Is Draper Esprit plc (AIM:GROW) On The Right Side Of Disruption?

Draper Esprit plc (AIM:GROW), a GBP£225.32M small-cap, is a capital market firm operating in an industry, which has recently been facing serious existential threats resulting from potential disintermediation and disruption from new technology. Many aspects of banking and capital markets are being attacked by new competitors, whose key advantage is a leaner and technology-enabled operating model, allowing them to scale at a faster rate and meet changing consumer needs. Financial services analysts are forecasting for the entire industry, a fairly unexciting growth rate of 9 percent in the upcoming year, and a massive growth of 41 percent over the next couple of years. However this rate still came in below the growth rate of the UK stock market as a whole. Should your portfolio be overweight in the capital markets sector at the moment? Below, I will examine the sector growth prospects, and also determine whether GROW is a laggard or leader relative to its financial sector peers. See our latest analysis for GROW

What’s the catalyst for GROW's sector growth?

AIM:GROW Future Profit Sep 29th 17
AIM:GROW Future Profit Sep 29th 17

The threat of disintermediation in the capital markets industry is both real and imminent, taking profits away from traditional incumbent financial institutions. In the previous year, the industry endured negative growth of -558 percent, underperforming the UK market growth of 451 percent. GROW leads the pack with its impressive earnings growth of over 100 percent last year. However, analysts are not expecting this industry-beating trend to continue, with future growth expected to be -69 percent compared to the wider capital markets sector growth hovering of 9 percent, next year. As a future industry laggard in growth, GROW may be a cheaper stock relative to its peers.

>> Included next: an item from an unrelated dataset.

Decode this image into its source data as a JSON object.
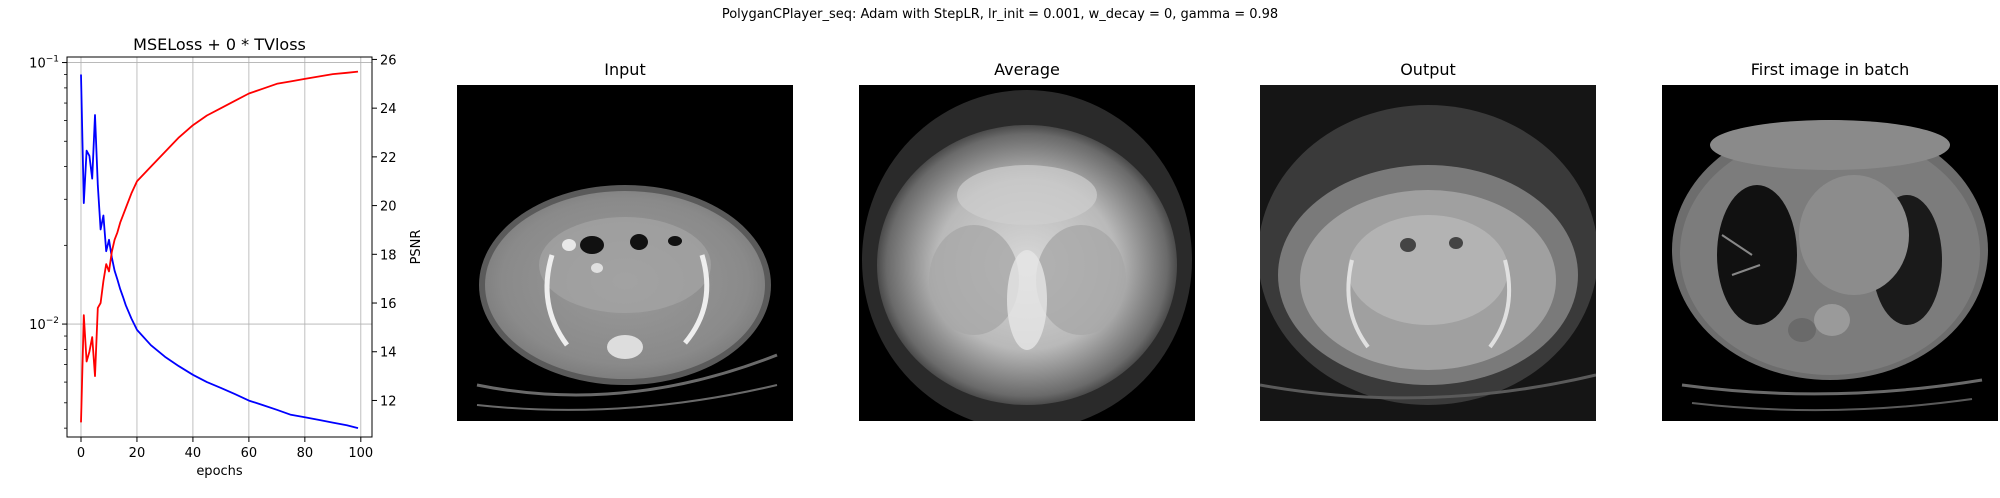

Is GROW and the sector relatively cheap?

AIM:GROW PE PEG Gauge Sep 29th 17
AIM:GROW PE PEG Gauge Sep 29th 17

Capital markets companies are typically trading at a PE of 22 times, below the broader UK stock market PE of 30 times. This illustrates a somewhat under-priced sector compared to the rest of the market. Furthermore, the industry returned a higher 21 percent compared to the market’s 19 percent, making it a potentially attractive sector. On the stock-level, GROW is trading at a lower PE ratio of 4 times, making it cheaper than the average capital markets stock. In terms of returns, GROW generated 44 percent in the past year, which is 23 percent over the capital markets sector.

What this means for you:

Are you a shareholder? GROW is a capital markets industry laggard in terms of its future growth outlook. This is possibly reflected in the PE ratio, with the stock trading below its peers. If you’re bullish on the stock and well-diversified by industry, you may decide to hold onto GROW as part of your portfolio, or maybe increase your holding. If you’re bearish on the stock, now may not be the best time to sell!

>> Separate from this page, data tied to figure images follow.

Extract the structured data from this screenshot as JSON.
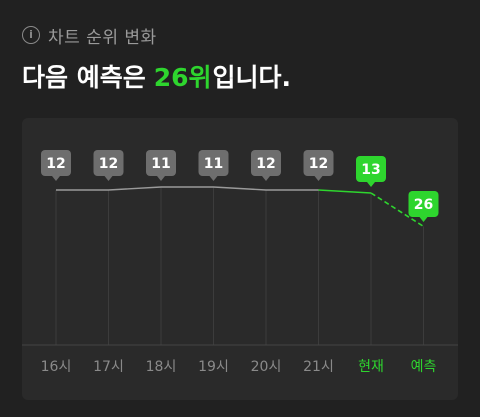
{
  "header": {
    "icon": "info-icon",
    "title": "차트 순위 변화"
  },
  "headline": {
    "prefix": "다음 예측은 ",
    "rank_text": "26위",
    "suffix": "입니다."
  },
  "colors": {
    "background": "#212121",
    "card": "#2a2a2a",
    "gray_badge": "#6e6e6e",
    "green_accent": "#2ed52e",
    "gray_line": "#9a9a9a"
  },
  "chart_data": {
    "type": "line",
    "title": "",
    "xlabel": "",
    "ylabel": "",
    "categories": [
      "16시",
      "17시",
      "18시",
      "19시",
      "20시",
      "21시",
      "현재",
      "예측"
    ],
    "values": [
      12,
      12,
      11,
      11,
      12,
      12,
      13,
      26
    ],
    "highlight_categories": [
      "현재",
      "예측"
    ],
    "predicted_category": "예측",
    "y_axis_inverted": true,
    "ylim": [
      10,
      27
    ],
    "grid": "vertical"
  }
}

Are you a potential investor? If GROW has been on your watchlist for a while, now may be the time to dig deeper into the stock. Although the market is expecting lower growth for the company relative to its peers, GROW is also trading at a discount, meaning that there could be some value from a potential mispricing. However, before you make a decision on the stock, I suggest you look at GROW’s other important fundamentals such as the company’s financial health in order to build a holistic investment thesis.

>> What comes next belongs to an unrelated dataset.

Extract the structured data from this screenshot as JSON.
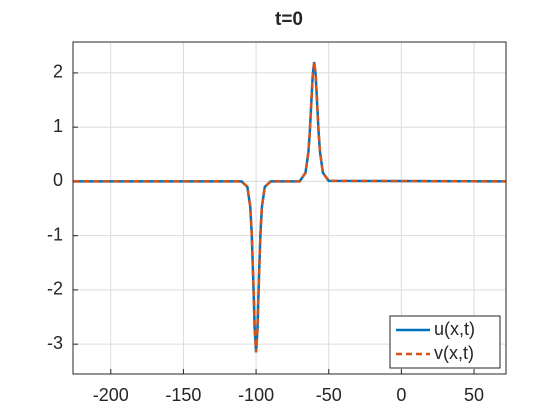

For a deeper dive into Draper Esprit's stock, take a look at the company's latest free analysis report to find out more on its financial health and other fundamentals. Interested in other financial stocks instead? Use our free playform to see my list of over 600 other financial companies trading on the market.


To help readers see pass the short term volatility of the financial market, we aim to bring you a long-term focused research analysis purely driven by fundamental data. Note that our analysis does not factor in the latest price sensitive company announcements.

The author is an independent contributor and at the time of publication had no position in the stocks mentioned.